The one-day, small group, online conferences are the Coconut Pot of vegan yoghurts. This is the best possible alternative to doing things in person. If I can't be in a foreign country with some interesting strangers for a few days, then I don't want the conference to drag over more than 24 hours total. I don't want to have my toilet breaks and lunch dictated to me in my own home by someone who set up the schedule in a time zone four hours ahead. If I am to undertake a conference through my laptop it needs to be 30 people max., held ideally across only one or two time zones, consist of actual conversation about the research presented, offer genuine engagement and provide some concrete insights at the end. I do not want to pretend I'm eating yoghurt when I'm patently not.
Anything more than three days, or with multiple panels, all online, with required reading beforehand, is soya yoghurt. Just awful. It makes you feel ill, it isn't the right colour, it's trying too hard. You know your eyes are going to be burning half-way through, and the attempt to recreate the essence of the real experience falls so woefully short that you end up feeling conned by yourself. Even the good brands are bad.

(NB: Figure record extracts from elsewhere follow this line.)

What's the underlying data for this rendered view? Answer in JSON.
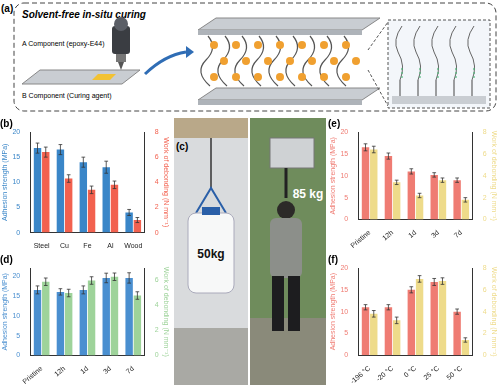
{
  "schematic": {
    "label": "(a)",
    "title": "Solvent-free in-situ curing",
    "components": [
      "A Component (epoxy-E44)",
      "B Component (Curing agent)"
    ]
  },
  "photo": {
    "label": "(c)",
    "loads": [
      "50kg",
      "85 kg"
    ]
  },
  "chart_data": [
    {
      "type": "bar",
      "title": "(b)",
      "categories": [
        "Steel",
        "Cu",
        "Fe",
        "Al",
        "Wood"
      ],
      "ylabel": "Adhesion strength (MPa)",
      "y2label": "Work of debonding (N mm⁻¹)",
      "ylim": [
        0,
        20
      ],
      "yticks": [
        0,
        5,
        10,
        15,
        20
      ],
      "y2lim": [
        0,
        8
      ],
      "y2ticks": [
        0,
        2,
        4,
        6,
        8
      ],
      "grid": false,
      "series": [
        {
          "color": "#3a86c8",
          "values": [
            16.8,
            16.5,
            14.0,
            13.0,
            4.0
          ],
          "errors": [
            1.0,
            1.0,
            1.0,
            1.2,
            0.6
          ]
        },
        {
          "color": "#f2614f",
          "axis": "y2",
          "values": [
            6.4,
            4.3,
            3.4,
            3.8,
            1.0
          ],
          "errors": [
            0.4,
            0.3,
            0.3,
            0.3,
            0.2
          ]
        }
      ]
    },
    {
      "type": "bar",
      "title": "(d)",
      "categories": [
        "Pristine",
        "12h",
        "1d",
        "3d",
        "7d"
      ],
      "ylabel": "Adhesion strength (MPa)",
      "y2label": "Work of debonding (N mm⁻¹)",
      "ylim": [
        0,
        22
      ],
      "yticks": [
        0,
        5,
        10,
        15,
        20
      ],
      "y2lim": [
        0,
        7
      ],
      "y2ticks": [
        0,
        2,
        4,
        6
      ],
      "grid": false,
      "series": [
        {
          "color": "#4a8fd0",
          "values": [
            16.5,
            16.0,
            16.5,
            19.5,
            19.5
          ],
          "errors": [
            1.0,
            0.8,
            1.0,
            1.2,
            1.3
          ]
        },
        {
          "color": "#9ed39a",
          "axis": "y2",
          "values": [
            5.9,
            5.0,
            6.0,
            6.3,
            4.8
          ],
          "errors": [
            0.3,
            0.3,
            0.3,
            0.3,
            0.3
          ]
        }
      ]
    },
    {
      "type": "bar",
      "title": "(e)",
      "categories": [
        "Pristine",
        "12h",
        "1d",
        "3d",
        "7d"
      ],
      "ylabel": "Adhesion strength (MPa)",
      "y2label": "Work of debonding (N mm⁻¹)",
      "ylim": [
        0,
        20
      ],
      "yticks": [
        0,
        5,
        10,
        15,
        20
      ],
      "y2lim": [
        0,
        8
      ],
      "y2ticks": [
        0,
        2,
        4,
        6,
        8
      ],
      "grid": false,
      "series": [
        {
          "color": "#ef7c73",
          "values": [
            16.5,
            14.5,
            11.0,
            10.2,
            9.0
          ],
          "errors": [
            0.8,
            0.7,
            0.6,
            0.5,
            0.5
          ]
        },
        {
          "color": "#eedb8a",
          "axis": "y2",
          "values": [
            6.4,
            3.4,
            2.2,
            3.6,
            1.8
          ],
          "errors": [
            0.3,
            0.2,
            0.2,
            0.2,
            0.2
          ]
        }
      ]
    },
    {
      "type": "bar",
      "title": "(f)",
      "categories": [
        "-196 °C",
        "-20 °C",
        "0 °C",
        "25 °C",
        "50 °C"
      ],
      "ylabel": "Adhesion strength (MPa)",
      "y2label": "Work of debonding (N mm⁻¹)",
      "ylim": [
        0,
        20
      ],
      "yticks": [
        0,
        5,
        10,
        15,
        20
      ],
      "y2lim": [
        0,
        8
      ],
      "y2ticks": [
        0,
        2,
        4,
        6,
        8
      ],
      "grid": false,
      "series": [
        {
          "color": "#ef7c73",
          "values": [
            11.0,
            11.0,
            15.0,
            16.8,
            10.0
          ],
          "errors": [
            0.6,
            0.6,
            0.7,
            0.8,
            0.6
          ]
        },
        {
          "color": "#eedb8a",
          "axis": "y2",
          "values": [
            3.8,
            3.2,
            7.0,
            6.8,
            1.4
          ],
          "errors": [
            0.3,
            0.3,
            0.3,
            0.3,
            0.2
          ]
        }
      ]
    }
  ]
}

The online seminar, capped at a certain number of people, or run by an institution or group, and ending after an hour or two is the fancy cashew-gurt or almond yoghurt with blackberries or maybe even a compôte mixed in. It's fancy, you feel good about yourself, the contents are great and you might not otherwise have had the opportunity to experience it. Still, there's something not quite right: you can't network afterwards or ask the question that you feared would sound daft. Instead, once it is over the high profile speaker will turn off her camera, and go lie down for a bit. She deserves the rest! She's presented for 45 minutes and answered awkwardly posed questions from people she can't see without even the promise of a glass of room-temperature white wine afterwards. She has to buy her own wine these days. Though at least she can ensure its cold.

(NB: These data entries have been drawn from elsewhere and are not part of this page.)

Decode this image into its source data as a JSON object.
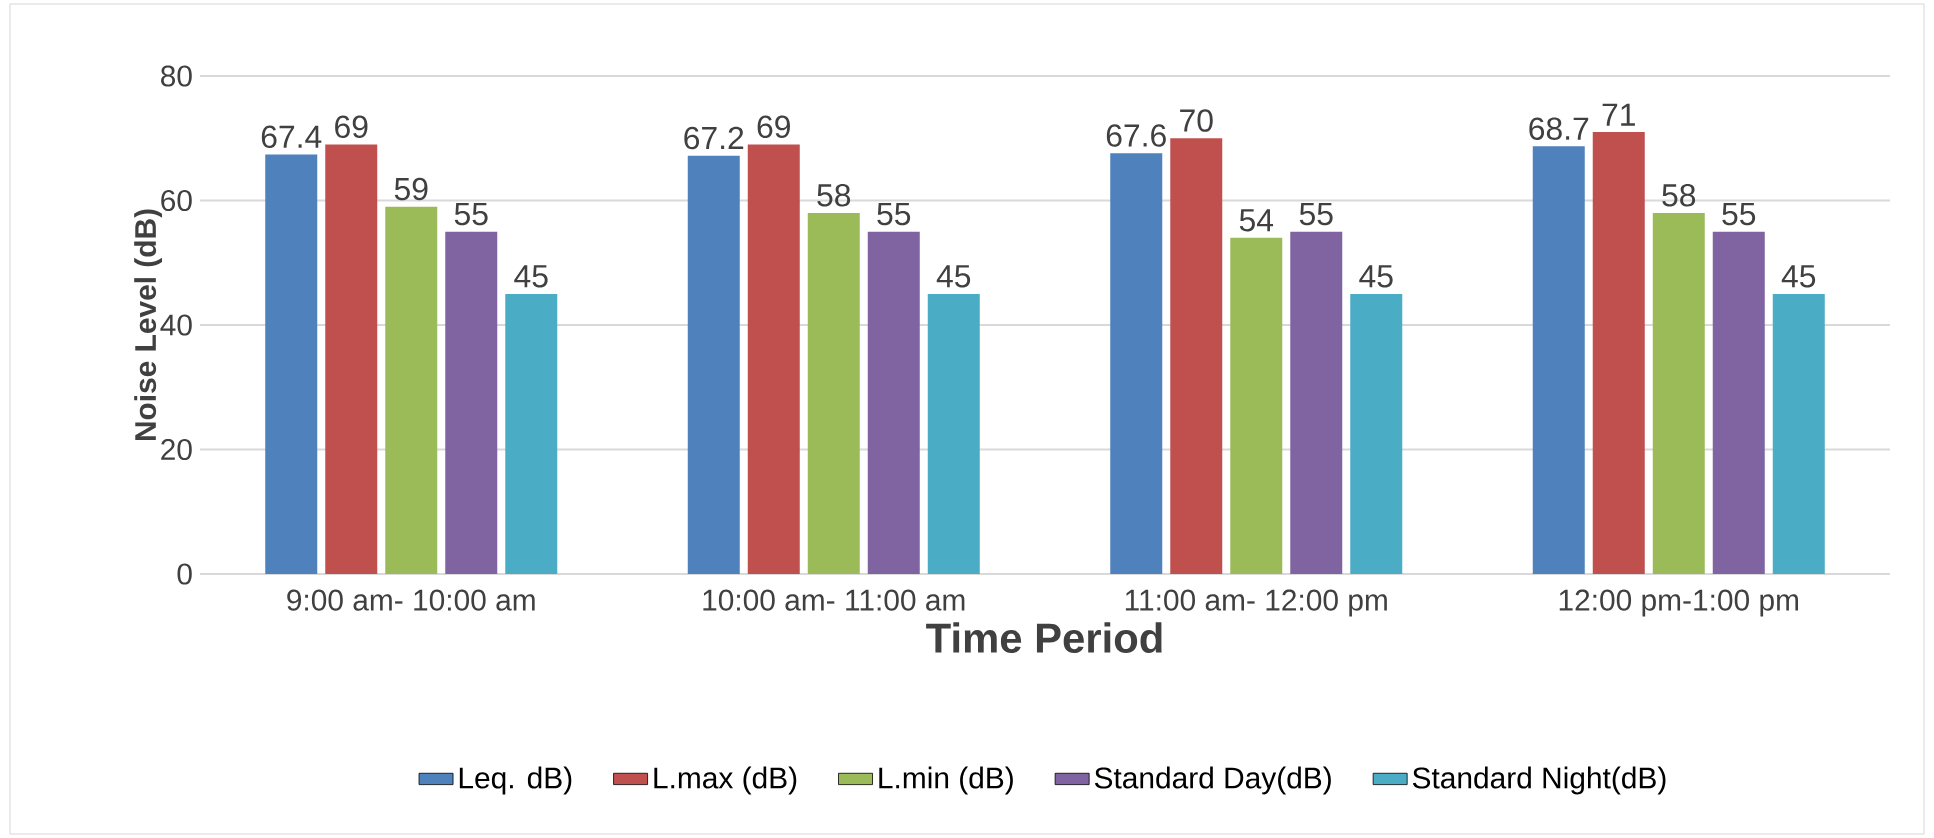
{
  "chart_data": {
    "type": "bar",
    "xlabel": "Time Period",
    "ylabel": "Noise Level (dB)",
    "categories": [
      "9:00 am- 10:00 am",
      "10:00 am- 11:00 am",
      "11:00 am- 12:00 pm",
      "12:00 pm-1:00 pm"
    ],
    "series": [
      {
        "name": "Leq. dB)",
        "color": "#4f81bd",
        "values": [
          67.4,
          67.2,
          67.6,
          68.7
        ]
      },
      {
        "name": "L.max (dB)",
        "color": "#c0504d",
        "values": [
          69,
          69,
          70,
          71
        ]
      },
      {
        "name": "L.min (dB)",
        "color": "#9bbb59",
        "values": [
          59,
          58,
          54,
          58
        ]
      },
      {
        "name": "Standard Day(dB)",
        "color": "#8064a2",
        "values": [
          55,
          55,
          55,
          55
        ]
      },
      {
        "name": "Standard Night(dB)",
        "color": "#4bacc6",
        "values": [
          45,
          45,
          45,
          45
        ]
      }
    ],
    "ylim": [
      0,
      80
    ],
    "yticks": [
      0,
      20,
      40,
      60,
      80
    ],
    "grid": "y",
    "legend": "bottom",
    "data_labels": true
  }
}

Homemade vegan coconut yoghurt, the kind I attempted this past month, is better than soya yoghurt solely because it has no pretensions (apart from those inherent in actually being vegan yoghurt). It is made from coconut milk, starch and probiotics. But for all its simplicity and good intentions, it is grim. It manages to be lumpy and runny at the same time, and doesn't even have the decency to firm up after nearly a week in the fridge. It brings to mind watching a pre-recorded conversation between two esteemed scholars while comments from those watching are streamed alongside, straight into the void. It has all the right ingredients: prestige, accessibility, dissemination, and yet I cannot bear it and find myself walking away halfway through (or after the first ruined breakfast).

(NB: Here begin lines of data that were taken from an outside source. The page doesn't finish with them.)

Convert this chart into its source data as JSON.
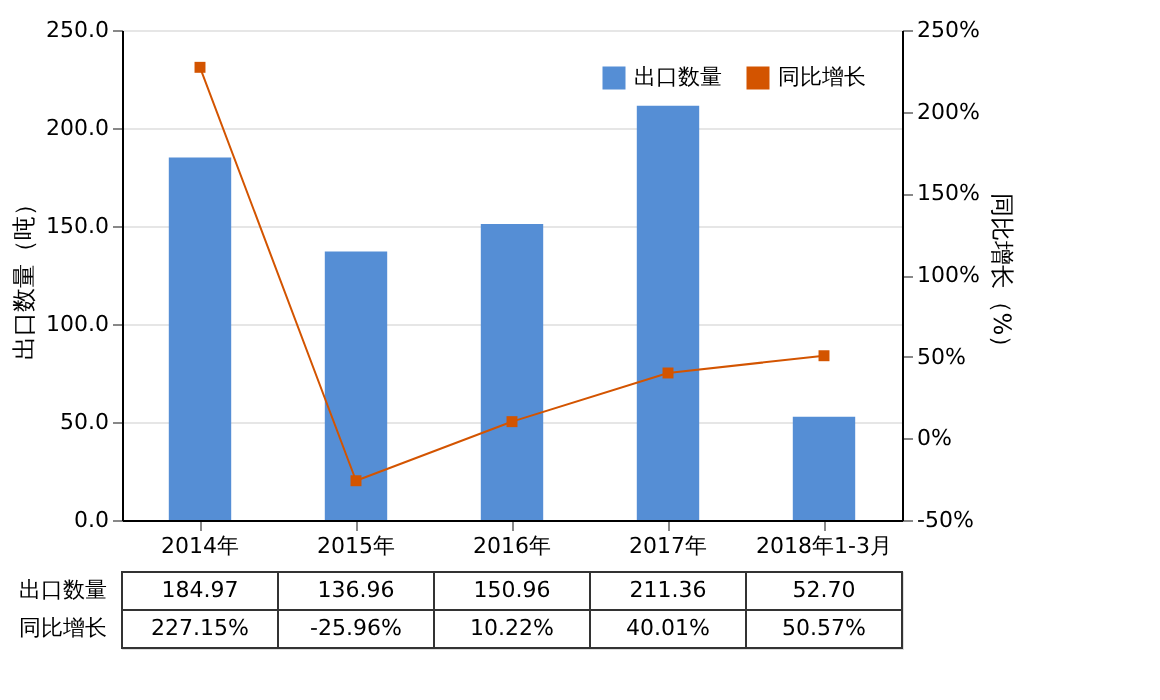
{
  "chart_data": {
    "type": "bar",
    "categories": [
      "2014年",
      "2015年",
      "2016年",
      "2017年",
      "2018年1-3月"
    ],
    "series": [
      {
        "name": "出口数量",
        "color": "#558ed5",
        "values": [
          184.97,
          136.96,
          150.96,
          211.36,
          52.7
        ],
        "value_labels": [
          "184.97",
          "136.96",
          "150.96",
          "211.36",
          "52.70"
        ]
      },
      {
        "name": "同比增长",
        "type": "line",
        "axis": "y2",
        "color": "#d35400",
        "marker": "square",
        "values": [
          227.15,
          -25.96,
          10.22,
          40.01,
          50.57
        ],
        "value_labels": [
          "227.15%",
          "-25.96%",
          "10.22%",
          "40.01%",
          "50.57%"
        ]
      }
    ],
    "ylabel": "出口数量（吨）",
    "y2label": "同比增长（%）",
    "ylim": [
      0,
      250
    ],
    "yticks": [
      {
        "value": 0,
        "label": "0.0"
      },
      {
        "value": 50,
        "label": "50.0"
      },
      {
        "value": 100,
        "label": "100.0"
      },
      {
        "value": 150,
        "label": "150.0"
      },
      {
        "value": 200,
        "label": "200.0"
      },
      {
        "value": 250,
        "label": "250.0"
      }
    ],
    "y2lim": [
      -50,
      250
    ],
    "y2ticks": [
      {
        "value": -50,
        "label": "-50%"
      },
      {
        "value": 0,
        "label": "0%"
      },
      {
        "value": 50,
        "label": "50%"
      },
      {
        "value": 100,
        "label": "100%"
      },
      {
        "value": 150,
        "label": "150%"
      },
      {
        "value": 200,
        "label": "200%"
      },
      {
        "value": 250,
        "label": "250%"
      }
    ],
    "grid": "y",
    "legend": "top right",
    "line_style": "solid"
  }
}
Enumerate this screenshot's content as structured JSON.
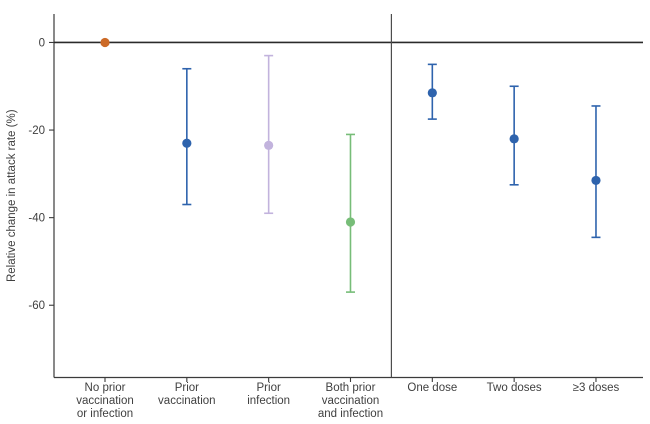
{
  "chart_data": {
    "type": "scatter",
    "subtype": "point-estimates-with-95ci-error-bars",
    "title": "",
    "xlabel": "",
    "ylabel": "Relative change in attack rate (%)",
    "ylim": [
      -76.5,
      6.5
    ],
    "y_ticks": [
      0,
      -20,
      -40,
      -60
    ],
    "grid": false,
    "zero_reference_line": 0,
    "legend_position": "none",
    "panel_divider_after_category_index": 3,
    "axis_color": "#3b3b3b",
    "zero_line_color": "#2a2a2a",
    "divider_color": "#4d4d4d",
    "text_color": "#404040",
    "categories": [
      "No prior vaccination or infection",
      "Prior vaccination",
      "Prior infection",
      "Both prior vaccination and infection",
      "One dose",
      "Two doses",
      "≥3 doses"
    ],
    "points": [
      {
        "slug": "no-prior-vaccination-or-infection",
        "label_lines": [
          "No prior",
          "vaccination",
          "or infection"
        ],
        "value": 0,
        "ci_high": null,
        "ci_low": null,
        "color": "#cc6a27"
      },
      {
        "slug": "prior-vaccination",
        "label_lines": [
          "Prior",
          "vaccination"
        ],
        "value": -23,
        "ci_high": -6,
        "ci_low": -37,
        "color": "#2e63ad"
      },
      {
        "slug": "prior-infection",
        "label_lines": [
          "Prior",
          "infection"
        ],
        "value": -23.5,
        "ci_high": -3,
        "ci_low": -39,
        "color": "#c2b3dd"
      },
      {
        "slug": "both-prior-vaccination-and-infection",
        "label_lines": [
          "Both prior",
          "vaccination",
          "and infection"
        ],
        "value": -41,
        "ci_high": -21,
        "ci_low": -57,
        "color": "#77bd78"
      },
      {
        "slug": "one-dose",
        "label_lines": [
          "One dose"
        ],
        "value": -11.5,
        "ci_high": -5,
        "ci_low": -17.5,
        "color": "#2e63ad"
      },
      {
        "slug": "two-doses",
        "label_lines": [
          "Two doses"
        ],
        "value": -22,
        "ci_high": -10,
        "ci_low": -32.5,
        "color": "#2e63ad"
      },
      {
        "slug": "three-plus-doses",
        "label_lines": [
          "≥3 doses"
        ],
        "value": -31.5,
        "ci_high": -14.5,
        "ci_low": -44.5,
        "color": "#2e63ad"
      }
    ]
  }
}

Given that I am not a fan of the fruity yoghurts (separation of church and state if you will) I won't go into further comparison along those lines. There are other types of mass academic interaction happening online, and I don't mind a middle-of-the-road coconut yog substitute that's a bit less expensive and a little more runny (the online book launch and panel) if it doesn't go on for too long.
But I really miss full fat Greek yoghurt. I don't want to present for the sake of filling my diary, or having conferences on my CV. WE'RE IN A PANDEMIC FOR GOD'S SAKE. I want to really talk to people about the direction of the research, not speak for twenty minutes to five muted faces and consider my work done. I can't help but feel like we're carrying on as though little has changed, while the fundamental heart of what (I think) academic conferencing is *for* has been lost. I want to gossip, and network, and discuss, and laugh, and buy books at obscene prices, and get lost in a foreign city on the way back to my dodgy BnB. I don't want to sit at home reading aloud in a small windowless office to some people who've already been on Zoom for far too long that day.
Veganuary is over, and I have appreciated the experience to work out what I want and why. It's not just about yoghurt, it's about quality of life.